The prospects elsewhere are less rosy. Liverpool's status as 2008 European City of Culture will attract jobs and investment, but what's going to do the same for an out-of-work former cotton-weaving town such as Blackburn? Even jobs in the 21st-century's satanic mills – call centres – are being exported to India. Does East Lancashire really offer "tremendous potential for economic development", as its briefing paper suggests? Can even operators like Taylor exploit Prescott's millions to prise dozens more out of the business community? If not, what will the people who live in all those tarted-up houses do for a living?

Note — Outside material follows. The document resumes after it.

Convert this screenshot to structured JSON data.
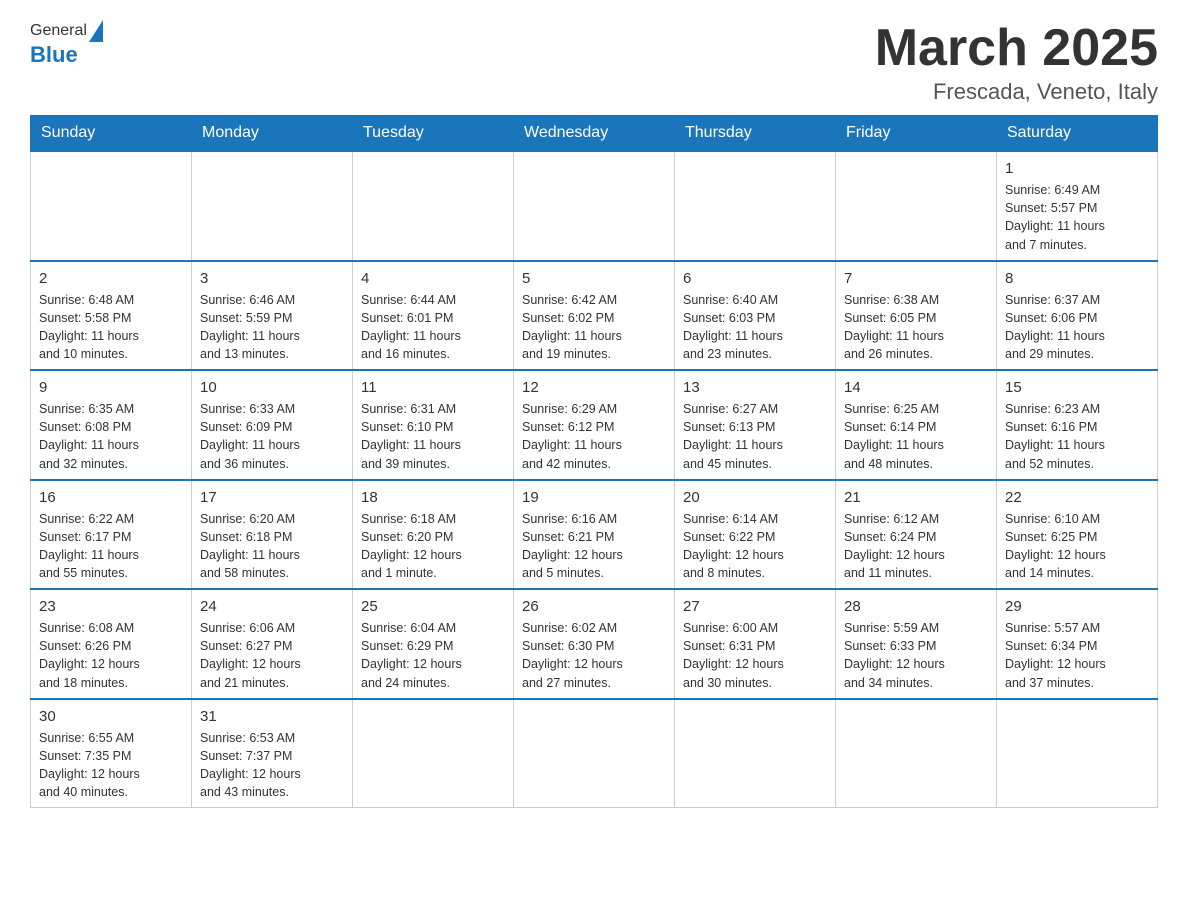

Business people invited to assist the pathfinders are muttering that Prescott isn't providing enough cash and direction. Indeed, the government's only significant intervention so far has been to try to direct new housing to the pathfinders by using the planning system to choke off approvals in areas of high demand. This smacks of Nicholas Ridley's old toothpaste policy – but instead of squeezing the South so new homes spurt out in the North, Prescott is doing it within the North. The region has enough economic disadvantages without Whitehall adding more.

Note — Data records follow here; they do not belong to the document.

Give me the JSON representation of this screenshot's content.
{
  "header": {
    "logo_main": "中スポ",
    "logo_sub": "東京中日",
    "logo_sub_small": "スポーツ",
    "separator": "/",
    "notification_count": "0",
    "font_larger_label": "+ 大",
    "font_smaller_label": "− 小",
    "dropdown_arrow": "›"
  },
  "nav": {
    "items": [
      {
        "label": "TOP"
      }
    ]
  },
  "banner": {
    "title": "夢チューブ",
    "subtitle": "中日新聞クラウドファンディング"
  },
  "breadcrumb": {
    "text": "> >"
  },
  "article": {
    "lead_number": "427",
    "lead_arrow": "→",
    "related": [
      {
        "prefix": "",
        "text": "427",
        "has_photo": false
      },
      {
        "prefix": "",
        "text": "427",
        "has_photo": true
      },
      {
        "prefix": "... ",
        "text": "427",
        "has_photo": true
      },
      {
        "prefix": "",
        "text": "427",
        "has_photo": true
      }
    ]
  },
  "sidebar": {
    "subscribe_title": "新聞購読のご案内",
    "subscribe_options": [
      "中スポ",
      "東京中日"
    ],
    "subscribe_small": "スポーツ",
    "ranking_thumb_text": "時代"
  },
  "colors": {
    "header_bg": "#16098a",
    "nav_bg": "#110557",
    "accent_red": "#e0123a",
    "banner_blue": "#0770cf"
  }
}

In truth, the problems of the North cannot be resolved by dirigiste planning and the pathfinders.
On their own, they have no more chance of success than the other schemes of the past 20 years, from garden cities to millennium villages. They even risk alienating the people they are intended to assist. In Rochdale, locals weren't too chuffed with proposals for funky architect-designed terraces – they wanted traditional semis. To really tackle long-term decline, Prescott needs to start with something like the post-war Barlow Commission, followed by an all-embracing, regional plan. Instead, he's given us a few missionaries and a great many pious hopes.